For a detailed study of the Freedom of Information Act and its background, see Note, Comments on Proposed Amendments to Section 3 of the Administrative Procedure Act: The Freedom of Information Bill, 40 Notre Dame Law. 417 (1965).
 See Developments in the Law—The National Security Interest and Civil Liberties, 85 Harv. L. Rev. 1130, 1224-1225 (1972).
 “[G]iven the requirement that a file or document is generally classified at the highest level of classification of any information enclosed, it will often be the case that a classified file will contain information that could be released separately to the public. Because it is not `specifically required by Executive order to be kept secret,’ such information is not privileged under the Information Act. To ensure that an overall classification is not being used to protect unprivileged papers, a reviewing court should inspect the documents sought by a litigant.” Developments in the Law, supra, n. 5, at 1223.
 See Schwegmann Bros. v. Calvert Distillers Corp., 341 U. S. 384, 395, 397 (1951) (Jackson, J., concurring) (Frankfurter, J., dissenting).

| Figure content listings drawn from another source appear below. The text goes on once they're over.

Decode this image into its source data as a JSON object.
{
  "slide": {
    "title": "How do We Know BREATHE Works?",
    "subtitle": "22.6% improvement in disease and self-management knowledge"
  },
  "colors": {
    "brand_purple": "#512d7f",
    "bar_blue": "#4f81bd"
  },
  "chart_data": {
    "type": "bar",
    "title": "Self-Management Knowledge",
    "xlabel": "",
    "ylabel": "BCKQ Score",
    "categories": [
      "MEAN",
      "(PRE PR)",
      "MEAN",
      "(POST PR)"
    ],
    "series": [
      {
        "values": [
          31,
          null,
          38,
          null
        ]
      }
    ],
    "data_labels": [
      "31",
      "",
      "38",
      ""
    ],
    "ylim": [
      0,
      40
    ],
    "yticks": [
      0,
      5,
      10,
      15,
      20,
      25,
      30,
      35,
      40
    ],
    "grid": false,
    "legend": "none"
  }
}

 In support of their claim that Executive Order 10501 automatically and without judicial review activates the exemption of § 552 (b) (1), petitioners rely upon Epstein v. Resor, 421 F. 2d 930 (CA9 1970). Rather, Epstein confirms the Court of Appeals’ interpretation of the Act. The Epstein court refused a request to review in camera documents classified pursuant to Executive Order 10501, but only because the Government, at the plaintiff’s request, had begun a current review of the documents on “a paper-by-paper basis.” Moreover, in response to the argument that petitioners advance here—namely, that the mere classification of a document precludes judicial review—Epstein states:
“[I]n view of the legislative purpose to make it easier for private citizens to secure Government information, it seems most unlikely that [the Act] was intended to foreclose an (a) (3) judicial review of the circumstances of exemption. Rather it would seem that [subsection] (b) was intended to specify the basis for withholding under (a) (3) and that judicial review de novo with the burden of proof on the agency should be had as to whether the conditions of exemption in truth exist.” 421 F. 2d, at 932-933.
 My Brother STEWART, with all deference, helps make a shambles of the Act by reading § 552 (b) (1) as swallowing all the other eight exceptions. While § 552 (b) (1) exempts matters “specifically required by Executive order to be kept secret in the interest of the national defense or foreign policy,” § 4 of Executive Order 11652, as I have noted, contemplates that not all portions of a document classified as “secret” are necessarily “secret,” for the order contemplates “excerpting” of some material. Refereeing what may properly be excerpted is part of the judicial task. This is made obvious by § 552 (b) (5), which keeps secret “inter-agency or intra-agency memorandums or letters which would not be available by law to a party other than an agency in litigation with the agency.” The bureaucrat who uses the “secret” stamp obviously does not have the final say as to what “memorandums or letters” would be available by law under Exemption 5, for § 552 (a) (3) gives the District Court authority, where agency records are alleged to be “improperly withheld,” to “determine the matter de novo,” the “burden” being on the agency “to sustain its action.” Hence, § 552 (b) (5), behind which the executive agency seeks refuge here, establishes a policy which is served by the fact/opinion distinction long established in federal discovery. The question is whether a private party would routinely be entitled to disclosure through discovery of some or all of the material sought to be excerpted. When the Court answers that no such inquiry can be made under § 552 (b) (1), it makes a shambles of the disclosure mechanism which Congress tried to create. To make obvious the interplay of the nine exemptions listed in § 552 (b), as well as § 552 (c), I have attached them as an Appendix to this dissent.
 Letter to W. T. Barry, Aug. 4, 1822, 9 The Writings of James Madison 103 (Hunt ed. 1910).